Une femme peut donc être épouse par la remise d’un objet.
A cette conclusion, il sera objecté le statut de la yébama acquise
à son beau-frère par cohabitation exclusivement (Deut. XXV).
Là encore, nous constatons une certaine perméabilité du
droit des personnes et du droit des choses. La femme et l’esclave mises sur
le même plan. L’objection de cohabitation implique le rapport sexuel.
Il oppose à l’écrit (promesse d’épouser la fiancée)
et la remise d’un objet (ou d’argent) qui dénotent plutôt des modes
d’acquisition.
Nous allons examiner un autre exemple de qal vahomer. Il s’agit de cette prescription
: » Tu ne feras pas cuire le chevreau dans le lait de sa mère (Ex.
XXIII, 19 ; XXXIV, 26 ; Deut. XIV, 21). Le problème était de savoir
si la cuisson était possible dans le lait d’un autre animal. La réponse
fut : » Si le croisement du chevreau avec sa mère est permis (Lev.

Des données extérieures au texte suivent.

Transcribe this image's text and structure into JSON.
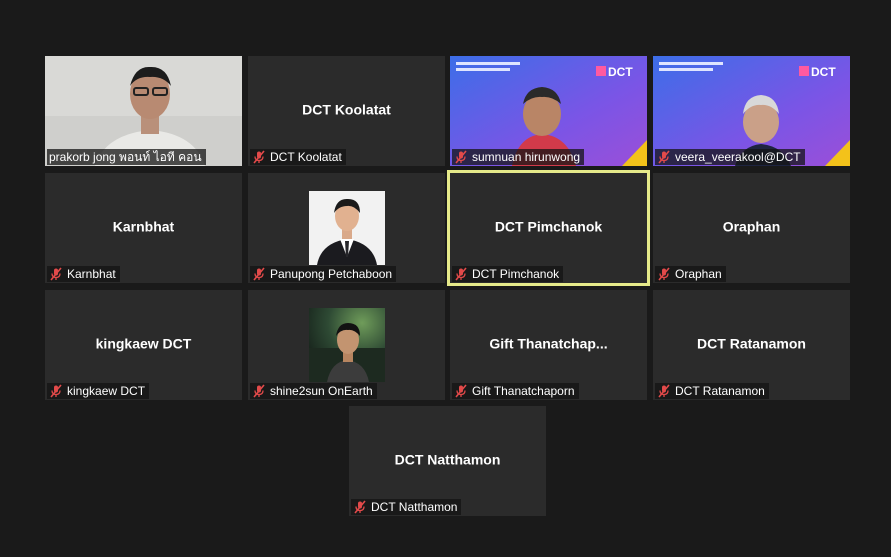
{
  "participants": [
    {
      "name": "prakorb  jong พอนท์ ไอที คอน",
      "display": "",
      "type": "video-gray"
    },
    {
      "name": "DCT Koolatat",
      "display": "DCT Koolatat",
      "type": "name"
    },
    {
      "name": "sumnuan hirunwong",
      "display": "",
      "type": "video-dct"
    },
    {
      "name": "veera_veerakool@DCT",
      "display": "",
      "type": "video-dct"
    },
    {
      "name": "Karnbhat",
      "display": "Karnbhat",
      "type": "name"
    },
    {
      "name": "Panupong Petchaboon",
      "display": "",
      "type": "photo-white"
    },
    {
      "name": "DCT Pimchanok",
      "display": "DCT Pimchanok",
      "type": "name"
    },
    {
      "name": "Oraphan",
      "display": "Oraphan",
      "type": "name"
    },
    {
      "name": "kingkaew DCT",
      "display": "kingkaew DCT",
      "type": "name"
    },
    {
      "name": "shine2sun OnEarth",
      "display": "",
      "type": "photo-night"
    },
    {
      "name": "Gift Thanatchaporn",
      "display": "Gift  Thanatchap...",
      "type": "name"
    },
    {
      "name": "DCT Ratanamon",
      "display": "DCT Ratanamon",
      "type": "name"
    },
    {
      "name": "DCT Natthamon",
      "display": "DCT Natthamon",
      "type": "name"
    }
  ],
  "slide_brand": "DCT",
  "colors": {
    "active_border": "#e6ea8a",
    "mic_muted": "#e24a4a",
    "tile_bg": "#2b2b2b",
    "page_bg": "#1a1a1a"
  }
}
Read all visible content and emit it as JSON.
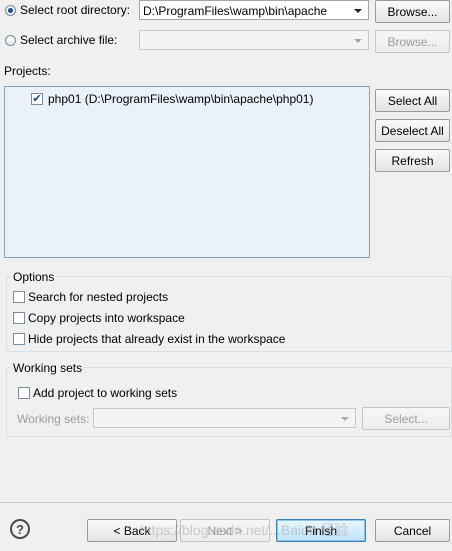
{
  "source": {
    "root_label": "Select root directory:",
    "root_path": "D:\\ProgramFiles\\wamp\\bin\\apache",
    "root_browse": "Browse...",
    "archive_label": "Select archive file:",
    "archive_value": "",
    "archive_browse": "Browse..."
  },
  "projects": {
    "label": "Projects:",
    "items": [
      {
        "label": "php01 (D:\\ProgramFiles\\wamp\\bin\\apache\\php01)",
        "checked": true
      }
    ],
    "select_all": "Select All",
    "deselect_all": "Deselect All",
    "refresh": "Refresh"
  },
  "options": {
    "title": "Options",
    "nested": "Search for nested projects",
    "copy": "Copy projects into workspace",
    "hide": "Hide projects that already exist in the workspace"
  },
  "working_sets": {
    "title": "Working sets",
    "add": "Add project to working sets",
    "label": "Working sets:",
    "value": "",
    "select": "Select..."
  },
  "footer": {
    "help_icon": "help-icon",
    "back": "< Back",
    "next": "Next >",
    "finish": "Finish",
    "cancel": "Cancel"
  },
  "watermark": "https://blog.csdn.net/...Baidu 经验"
}
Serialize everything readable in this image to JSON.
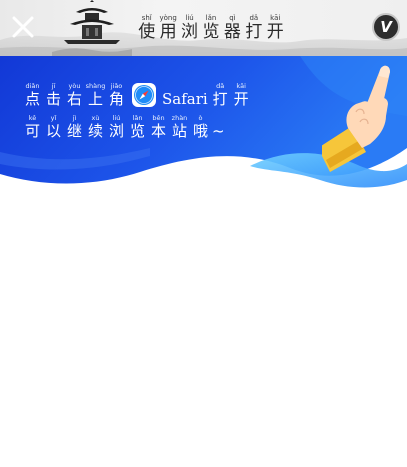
{
  "header": {
    "close_icon": "close-icon",
    "title_chars": [
      {
        "hz": "使",
        "py": "shǐ"
      },
      {
        "hz": "用",
        "py": "yòng"
      },
      {
        "hz": "浏",
        "py": "liú"
      },
      {
        "hz": "览",
        "py": "lǎn"
      },
      {
        "hz": "器",
        "py": "qì"
      },
      {
        "hz": "打",
        "py": "dǎ"
      },
      {
        "hz": "开",
        "py": "kāi"
      }
    ],
    "logo_letter": "V"
  },
  "banner": {
    "line1_chars": [
      {
        "hz": "点",
        "py": "diǎn"
      },
      {
        "hz": "击",
        "py": "jī"
      },
      {
        "hz": "右",
        "py": "yòu"
      },
      {
        "hz": "上",
        "py": "shàng"
      },
      {
        "hz": "角",
        "py": "jiǎo"
      }
    ],
    "safari_label": "Safari",
    "line1_tail": [
      {
        "hz": "打",
        "py": "dǎ"
      },
      {
        "hz": "开",
        "py": "kāi"
      }
    ],
    "line2_chars": [
      {
        "hz": "可",
        "py": "kě"
      },
      {
        "hz": "以",
        "py": "yǐ"
      },
      {
        "hz": "继",
        "py": "jì"
      },
      {
        "hz": "续",
        "py": "xù"
      },
      {
        "hz": "浏",
        "py": "liú"
      },
      {
        "hz": "览",
        "py": "lǎn"
      },
      {
        "hz": "本",
        "py": "běn"
      },
      {
        "hz": "站",
        "py": "zhàn"
      },
      {
        "hz": "哦",
        "py": "ò"
      }
    ],
    "line2_tail": "~",
    "colors": {
      "blue_deep": "#1238d6",
      "blue_mid": "#1f64ef",
      "blue_light": "#4fb3ff",
      "hand_cuff": "#f6c63a"
    }
  }
}
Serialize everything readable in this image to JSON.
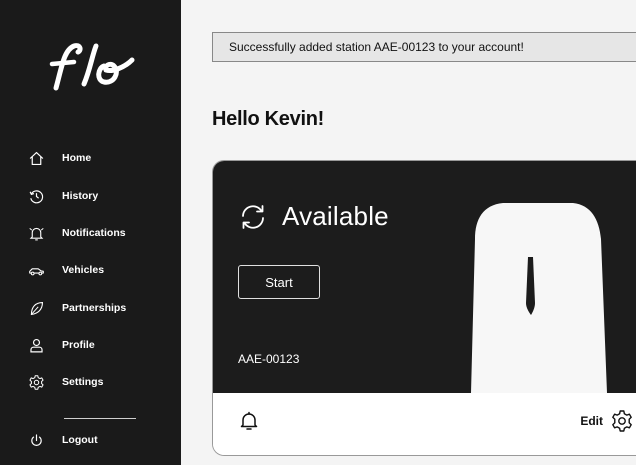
{
  "app": {
    "logo_text": "flo"
  },
  "sidebar": {
    "items": [
      {
        "label": "Home",
        "icon": "home-icon"
      },
      {
        "label": "History",
        "icon": "history-icon"
      },
      {
        "label": "Notifications",
        "icon": "bell-icon"
      },
      {
        "label": "Vehicles",
        "icon": "car-icon"
      },
      {
        "label": "Partnerships",
        "icon": "leaf-icon"
      },
      {
        "label": "Profile",
        "icon": "user-icon"
      },
      {
        "label": "Settings",
        "icon": "gear-icon"
      }
    ],
    "logout": {
      "label": "Logout",
      "icon": "power-icon"
    }
  },
  "notice": {
    "text": "Successfully added station AAE-00123 to your account!"
  },
  "greeting": "Hello Kevin!",
  "station": {
    "status": "Available",
    "start_label": "Start",
    "id": "AAE-00123",
    "edit_label": "Edit"
  },
  "colors": {
    "sidebar_bg": "#1a1a1a",
    "card_dark": "#1c1c1c",
    "page_bg": "#f4f4f4"
  }
}
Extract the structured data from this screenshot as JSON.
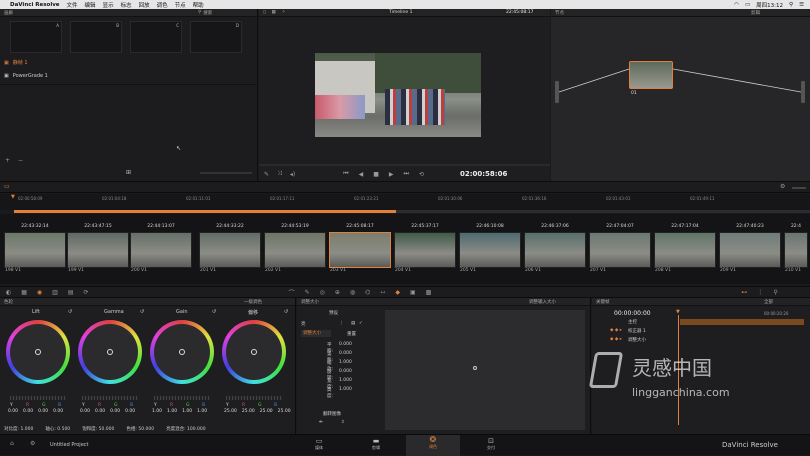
{
  "menubar": {
    "app": "DaVinci Resolve",
    "items": [
      "文件",
      "编辑",
      "显示",
      "标志",
      "回放",
      "调色",
      "节点",
      "帮助"
    ],
    "clock": "周四13:12"
  },
  "gallery": {
    "title": "画廊",
    "search": "搜索",
    "slots": [
      "A",
      "B",
      "C",
      "D"
    ],
    "stills": "静帧 1",
    "powergrade": "PowerGrade 1",
    "plus": "+",
    "minus": "−"
  },
  "viewer": {
    "title": "Timeline 1",
    "timecode": "22:45:08:17",
    "playhead": "02:00:58:06"
  },
  "nodes": {
    "title": "节点",
    "clip_label": "剪辑",
    "node_id": "01"
  },
  "timeline": {
    "ruler": [
      "02:00:58:09",
      "02:01:04:18",
      "02:01:11:01",
      "02:01:17:11",
      "02:01:23:21",
      "02:01:30:06",
      "02:01:36:16",
      "02:01:43:01",
      "02:01:49:11"
    ],
    "clips": [
      {
        "tc": "22:43:32:14",
        "label": "198  V1",
        "color": "#6a7868"
      },
      {
        "tc": "22:43:47:15",
        "label": "199  V1",
        "color": "#5f6a62"
      },
      {
        "tc": "22:44:13:07",
        "label": "200  V1",
        "color": "#667068"
      },
      {
        "tc": "22:44:33:22",
        "label": "201  V1",
        "color": "#626c66"
      },
      {
        "tc": "22:44:53:19",
        "label": "202  V1",
        "color": "#6d7565"
      },
      {
        "tc": "22:45:08:17",
        "label": "203  V1",
        "color": "#7a7e6d"
      },
      {
        "tc": "22:45:37:17",
        "label": "204  V1",
        "color": "#3f5a48"
      },
      {
        "tc": "22:46:10:08",
        "label": "205  V1",
        "color": "#4e6a70"
      },
      {
        "tc": "22:46:37:06",
        "label": "206  V1",
        "color": "#576e6a"
      },
      {
        "tc": "22:47:04:07",
        "label": "207  V1",
        "color": "#6a7870"
      },
      {
        "tc": "22:47:17:04",
        "label": "208  V1",
        "color": "#5f7468"
      },
      {
        "tc": "22:47:40:23",
        "label": "209  V1",
        "color": "#6e7c78"
      },
      {
        "tc": "22:4",
        "label": "210  V1",
        "color": "#6a7470"
      }
    ]
  },
  "color": {
    "title": "色轮",
    "mode": "一级调色",
    "wheels": [
      {
        "name": "Lift",
        "vals": [
          "0.00",
          "0.00",
          "0.00",
          "0.00"
        ]
      },
      {
        "name": "Gamma",
        "vals": [
          "0.00",
          "0.00",
          "0.00",
          "0.00"
        ]
      },
      {
        "name": "Gain",
        "vals": [
          "1.00",
          "1.00",
          "1.00",
          "1.00"
        ]
      },
      {
        "name": "偏移",
        "vals": [
          "25.00",
          "25.00",
          "25.00",
          "25.00"
        ]
      }
    ],
    "channel_labels": [
      "Y",
      "R",
      "G",
      "B"
    ],
    "footer": [
      "对比度: 1.000",
      "轴心: 0.500",
      "饱和度: 50.000",
      "色相: 50.000",
      "亮度混合: 100.000"
    ]
  },
  "resize": {
    "title": "调整大小",
    "title2": "调整输入大小",
    "preset": "预设",
    "section": "调整大小",
    "mode_value": "亮",
    "reset": "重置",
    "params": [
      {
        "name": "平移:",
        "value": "0.000"
      },
      {
        "name": "竖移:",
        "value": "0.000"
      },
      {
        "name": "缩放:",
        "value": "1.000"
      },
      {
        "name": "旋转:",
        "value": "0.000"
      },
      {
        "name": "宽度:",
        "value": "1.000"
      },
      {
        "name": "高度:",
        "value": "1.000"
      }
    ],
    "flip": "翻转图像"
  },
  "keyframes": {
    "title": "关键帧",
    "scope": "全部",
    "timecode": "00:00:00:00",
    "end_tc": "00:00:20:20",
    "rows": [
      "主控",
      "校正器 1",
      "调整大小"
    ]
  },
  "bottombar": {
    "project": "Untitled Project",
    "tabs": [
      "媒体",
      "剪辑",
      "调色",
      "交付"
    ],
    "brand": "DaVinci Resolve"
  },
  "watermark": {
    "cn": "灵感中国",
    "url": "lingganchina.com"
  }
}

XIX, 19 ; animaux de même espèce) alors que la cuisson dans son
lait est interdite, à plus forte raison que cet animal dont le croisement
avec une autre espèce est prohibé sera interdit à la consommation
s’il est cuit dans un lait autre que celui de sa mère. »
A ce raisonnement il est objecté ceci : en vertu du verset 28 de Lev.
XXII : » Quand il naîtra un veau, un agneau, un chevreau, il restera
sous sa mère durant 7 jours. A partir du huitième jour et au-delà,
il sera agréé en offrande par le feu à Iahvvé. Bovidé
ou oviné, vous ne l’immolerez pas avec son petit le même jour.
»
Ce texte permet une nouvelle analogie et alors la cuisson du chevreau dans
le lait d’un animal autre que celui de sa mère, est permise.
Poursuivons avec les Docteurs du Talmud. Partant de l’interdiction de faire
cuire le chevreau dans le lait de sa mère et après avoir conclu
que la viande cuite par inadvertance était interdite à la consommation,
ils ont posé la question de savoir si, néanmoins on pouvait en
tirer profit. Le silence de la Loi conduit à cette interprétation
: » Si les fruits de ‘orla (fruits que donne un arbre durant les trois
premières années qui suivent sa plantation) sans transgression
à leur création, sont interdits à tout profit, à
plus forte raison le mélange lait-viande dont la création relève
d’une transgression au départ l’interdiction de les faire cuire ensemble
est également prohibé à tout profit. »
L’objection à ce raisonnement est de faire remarquer que les fruits
de ‘orla ne sont jamais permis à la consommation et ce depuis leur création,
alors que le lait et la viande le sont à un moment donné, c’est-à-dire
avant de former le mélange.
Mais ‘orla signifie aussi prépuce. Le verset se lira ainsi : »
Quand vous entrerez dans le pays et que vous planterez tout arbre fruitier,
vous traiterez son fruit comme son prépuce : pendant trois ans ce sera
pour vous des prépuces, on n’en mangera pas. La quatrième année,
tout son fruit sera consacré en réjouissance à Ihavé.
Dans la cinquième année vous mangerez son fruit, pour accroître
pour vous son produit. » (Lev. XIX, 23)
La référence au prépuce s’avère éclairé
l’objet en cause. Du côté animal il n’y a pas inceste, le chevreau
peut couvrir sa mère. Mais, du côté homme, il y a inceste
à le cuire dans le lait de sa mère. Le mélange est prohibé.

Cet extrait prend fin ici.